This raises a question: if the "foo" key is missing, that is an SQL NULL, but if it is present, it can have the value of JSON null. How should the filtering handling this? Maybe expose the '?' operator for JSONB columns to allow existence queries?

#7 Updated by Peter Amstutz about 2 years ago

The minimal operator set I recommend is:

  1. equality matching: [["properties", "foo"], "=", "bar"]
  2. like-matching: [["properties", "foo"], "like", "b%"]
  3. like-matching to get all records with a given key: [["properties", "foo"], "like", "%"]

#8 Updated by Tom Clegg about 2 years ago

Would it be possible to use arrays in serialized fields? Say we had properties like this

{
  "foo": [
    {"bar": "baz"},
    {"qux": "quux"},
    "corge" 
  ]
}
[How] would the following queries work?
  • properties.foo[anything].bar == "baz"
  • properties.foo[anything].bar == anything
  • properties.foo[anything] == "corge"

Would it be possible to distinguish {"foo":["bar"]} from {"foo":{"bar":"bar"}} and {"foo":"bar"}?

#9 Updated by Peter Amstutz about 2 years ago

Tom Clegg wrote:

Would it be possible to use arrays in serialized fields? Say we had properties like this

[...]

[How] would the following queries work?
  • properties.foo[anything].bar "baz"
  • properties.foo[anything].bar anything
  • properties.foo[anything] == "corge"

Since you just made up a syntax, I don't know what these queries are supposed to do?
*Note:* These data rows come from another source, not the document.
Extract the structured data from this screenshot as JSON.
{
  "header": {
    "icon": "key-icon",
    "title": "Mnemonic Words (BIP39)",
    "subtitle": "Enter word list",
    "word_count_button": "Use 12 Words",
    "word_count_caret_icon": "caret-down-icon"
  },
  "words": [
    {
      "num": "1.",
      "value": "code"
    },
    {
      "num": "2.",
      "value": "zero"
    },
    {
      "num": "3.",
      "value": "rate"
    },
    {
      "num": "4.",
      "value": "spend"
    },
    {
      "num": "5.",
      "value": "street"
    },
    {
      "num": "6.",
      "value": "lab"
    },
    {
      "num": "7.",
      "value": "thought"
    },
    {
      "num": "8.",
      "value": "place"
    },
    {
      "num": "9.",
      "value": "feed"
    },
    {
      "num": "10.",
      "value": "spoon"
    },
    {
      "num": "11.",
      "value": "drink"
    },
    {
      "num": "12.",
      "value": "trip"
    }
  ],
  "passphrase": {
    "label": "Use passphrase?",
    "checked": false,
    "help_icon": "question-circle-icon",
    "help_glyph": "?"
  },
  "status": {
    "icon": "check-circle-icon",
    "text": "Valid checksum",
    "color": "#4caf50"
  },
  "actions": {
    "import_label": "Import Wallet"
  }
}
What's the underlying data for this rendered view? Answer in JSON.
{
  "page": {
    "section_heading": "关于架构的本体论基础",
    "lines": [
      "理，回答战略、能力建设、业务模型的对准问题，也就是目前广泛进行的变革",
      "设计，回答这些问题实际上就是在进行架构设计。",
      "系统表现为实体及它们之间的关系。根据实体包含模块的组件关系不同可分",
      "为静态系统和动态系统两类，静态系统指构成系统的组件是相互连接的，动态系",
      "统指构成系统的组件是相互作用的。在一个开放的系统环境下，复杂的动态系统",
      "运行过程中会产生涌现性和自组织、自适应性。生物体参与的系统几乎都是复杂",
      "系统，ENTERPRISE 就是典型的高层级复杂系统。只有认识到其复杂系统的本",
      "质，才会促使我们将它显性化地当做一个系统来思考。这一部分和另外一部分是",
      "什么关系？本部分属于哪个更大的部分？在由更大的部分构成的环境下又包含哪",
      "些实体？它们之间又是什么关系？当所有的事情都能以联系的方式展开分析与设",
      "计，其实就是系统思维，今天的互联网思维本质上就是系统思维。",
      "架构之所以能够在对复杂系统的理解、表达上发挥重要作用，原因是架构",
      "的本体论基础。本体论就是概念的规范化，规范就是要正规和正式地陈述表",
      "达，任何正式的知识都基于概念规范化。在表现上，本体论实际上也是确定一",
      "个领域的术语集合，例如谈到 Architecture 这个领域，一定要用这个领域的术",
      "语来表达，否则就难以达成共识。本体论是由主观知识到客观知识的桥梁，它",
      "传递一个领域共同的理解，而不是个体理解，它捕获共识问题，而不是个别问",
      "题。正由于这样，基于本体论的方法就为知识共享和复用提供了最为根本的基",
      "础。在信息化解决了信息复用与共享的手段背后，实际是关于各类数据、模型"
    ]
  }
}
Would it be possible to distinguish {"foo":["bar"]} from {"foo":{"bar":"bar"}} and {"foo":"bar"}?

It depends?

#10 Updated by Tom Clegg about 2 years ago

Peter Amstutz wrote:

Since you just made up a syntax, I don't know what these queries are supposed to do?

Match the given example based on the contents. For example, when I said

properties.foo[anything].bar == "baz"

I meant "get every record whose properties hash has a key "foo" whose value is an array containing an object with a key "bar" whose value is "baz"."

Would it be possible to distinguish {"foo":["bar"]} from {"foo":{"bar":"bar"}} and {"foo":"bar"}?

It depends?

Depends on..?

#11 Updated by Peter Amstutz about 2 years ago

Here's how I think the 1st and 3rd would be queried in Postgres:

select * from table where properties @> '{"foo": [{"bar": "baz"}]}'::jsonb
select * from table where properties @> '{"foo": ["corge"]}'::jsonb

The 2nd one is kind of hard. I eventually got to this:

select j1 from jsonbtest where j1 @> '{"foo": [{}]}'::jsonb and exists (select value from jsonb_array_elements(j1->'foo') where value @> '{}'::jsonb and value ? 'bar');

This filters on values of "foo" that consist of arrays containing objects, and then constructs a subquery on the elements in the array and tests if each element is an object, and it contains the key 'bar'.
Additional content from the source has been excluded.